The WOFF format came from a collaboration between font designers Erik Van Blokland, Tal Leming and Jonathan Kew from Mozilla. WOFF stands for Web Open Font Format, which is a simple compressed file format for fonts, designed primarily for use on the web. According to a report written by these three people, WOFF File Format (draft of 2009-10-23,) the WOFF format is directly based on the table-based sfnt structure used in TrueType, OpenType and Open Font Format fonts, which are collectively referred to as sfnt-based fonts. A WOFF font file is simply a repackaged version of a sfnt-based font in compressed form. The format also allows font metadata and private-use data to be included separately from the font data. WOFF encoding tools convert an existing sfnt-based font into a WOFF formatted file, and user agents restore the original sfnt-based font data for use with a webpage. WOFF is designed so that the structure and contents of decompressed font data should match that of the original font file.
Advantages of WOFF:
According to an article written by Christopher Blizzard in 2009, Web Open Font Format for Firefox 3.6 (http://hacks.mozilla.org/2009/10/woff/):
1. Compared to TrueType or OpenType, WOFF is compressed, which means that you will typically see much smaller download sizes compared with raw TrueType or OpenType fonts.
2. It contains information that allows you to see where the font came from – without DRM or labeling for a specific domain – which means it has support from a large number of font creators and font foundries.
Other advantages of WOFF from the website of Mozilla Developer
(https://developer.mozilla.org/en/About_WOFF )
3. The font data is compressed, so sites using WOFF will use less bandwidth and will load faster than if they used equivalent uncompressed TrueType or OpenType files.
4. Many font vendors that are unwilling to license their TrueType or OpenType format fonts for use on the web will license WOFF format fonts.

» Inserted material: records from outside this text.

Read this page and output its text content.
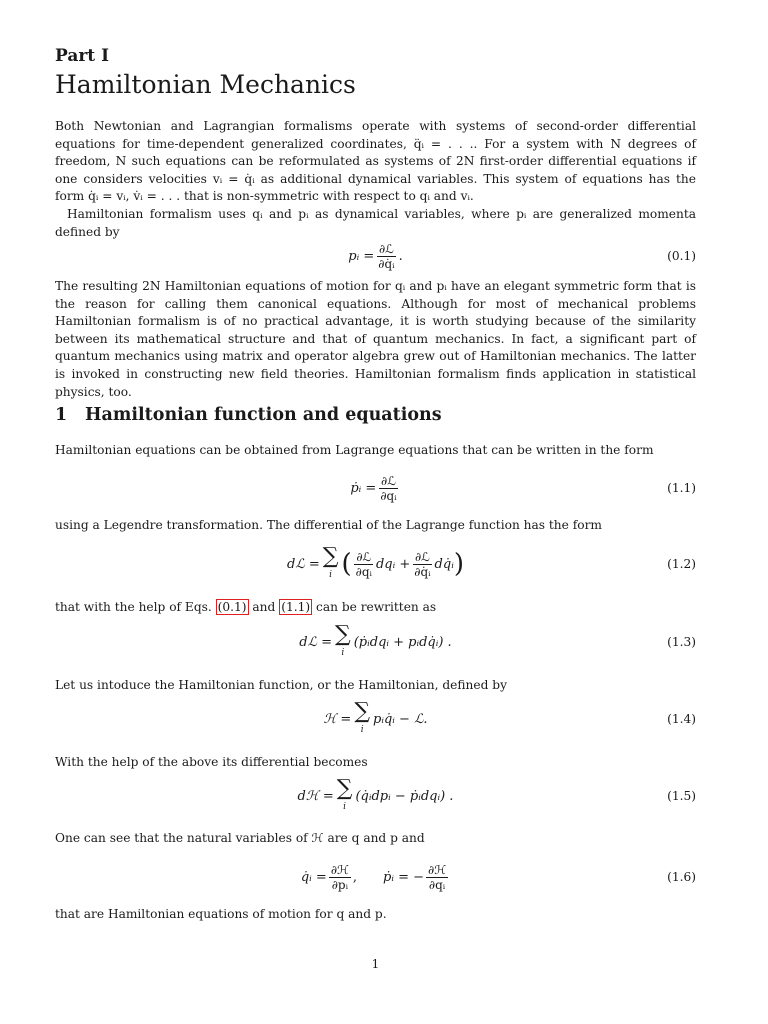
Part I
Hamiltonian Mechanics

Both Newtonian and Lagrangian formalisms operate with systems of second-order differential equations for time-dependent generalized coordinates, q̈ᵢ = . . .. For a system with N degrees of freedom, N such equations can be reformulated as systems of 2N first-order differential equations if one considers velocities vᵢ = q̇ᵢ as additional dynamical variables. This system of equations has the form q̇ᵢ = vᵢ, v̇ᵢ = . . . that is non-symmetric with respect to qᵢ and vᵢ.

Hamiltonian formalism uses qᵢ and pᵢ as dynamical variables, where pᵢ are generalized momenta defined by

pᵢ = $\frac{\text{∂ℒ}}{\text{∂q̇ᵢ}}$ .	(0.1)

The resulting 2N Hamiltonian equations of motion for qᵢ and pᵢ have an elegant symmetric form that is the reason for calling them canonical equations. Although for most of mechanical problems Hamiltonian formalism is of no practical advantage, it is worth studying because of the similarity between its mathematical structure and that of quantum mechanics. In fact, a significant part of quantum mechanics using matrix and operator algebra grew out of Hamiltonian mechanics. The latter is invoked in constructing new field theories. Hamiltonian formalism finds application in statistical physics, too.

1 Hamiltonian function and equations

Hamiltonian equations can be obtained from Lagrange equations that can be written in the form

ṗᵢ = $\frac{\text{∂ℒ}}{\text{∂qᵢ}}$	(1.1)

using a Legendre transformation. The differential of the Lagrange function has the form

dℒ = ∑
i ( $\frac{\text{∂ℒ}}{\text{∂qᵢ}}$ dqᵢ + $\frac{\text{∂ℒ}}{\text{∂q̇ᵢ}}$ dq̇ᵢ )	(1.2)

that with the help of Eqs. (0.1) and (1.1) can be rewritten as

dℒ = ∑
i
(ṗᵢdqᵢ + pᵢdq̇ᵢ) .	(1.3)

Let us intoduce the Hamiltonian function, or the Hamiltonian, defined by

ℋ = ∑
i
pᵢq̇ᵢ − ℒ.	(1.4)

With the help of the above its differential becomes

dℋ = ∑
i
(q̇ᵢdpᵢ − ṗᵢdqᵢ) .	(1.5)

One can see that the natural variables of ℋ are q and p and

q̇ᵢ = $\frac{\text{∂ℋ}}{\text{∂pᵢ}}$ , ṗᵢ = − $\frac{\text{∂ℋ}}{\text{∂qᵢ}}$	(1.6)

that are Hamiltonian equations of motion for q and p.

1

This improves availability of fonts to site designers.
5. Both proprietary and free-software browser vendors like the WOFF format, so it has the potential of becoming a truly universal, interoperable font format for the web, unlike other current font formats.
6. You can also have Better Typography for the Web (OpenType features such as contextual forms and old style figures)
7. More languages can be represented in the website
Disadvantages of WOFF:
It is still in the process of developing to become a universal format, so websites using WOFF have a compatible problem. Only the latest versions of IE, Firefox and Google Chrome support WOFF (IE9, Firefox 3.6 and Google Chrome 5.0). Safari has not yet supported WOFF. Here is an example of how a website using WOFF appears in Safari and Firefox:
Website: http://ie.microsoft.com/testdrive/Graphics/WebFonts/Default.html
Safari:
The titles of each article and the text even overlap with one another. The font of “Imperial Identity System Unearthed” cannot be loaded so Safari used the default or truetype font for it.
Firefox:
Websites that apply WOFF:
http://ie.microsoft.com/testdrive/Graphics/WebFonts/Default.html
WOFF is put under the heading & style tag
Browsers that support the WOFF format will download the WOFF file. Other browsers that support @font-face but don’t yet support the WOFF format will use the TrueType version.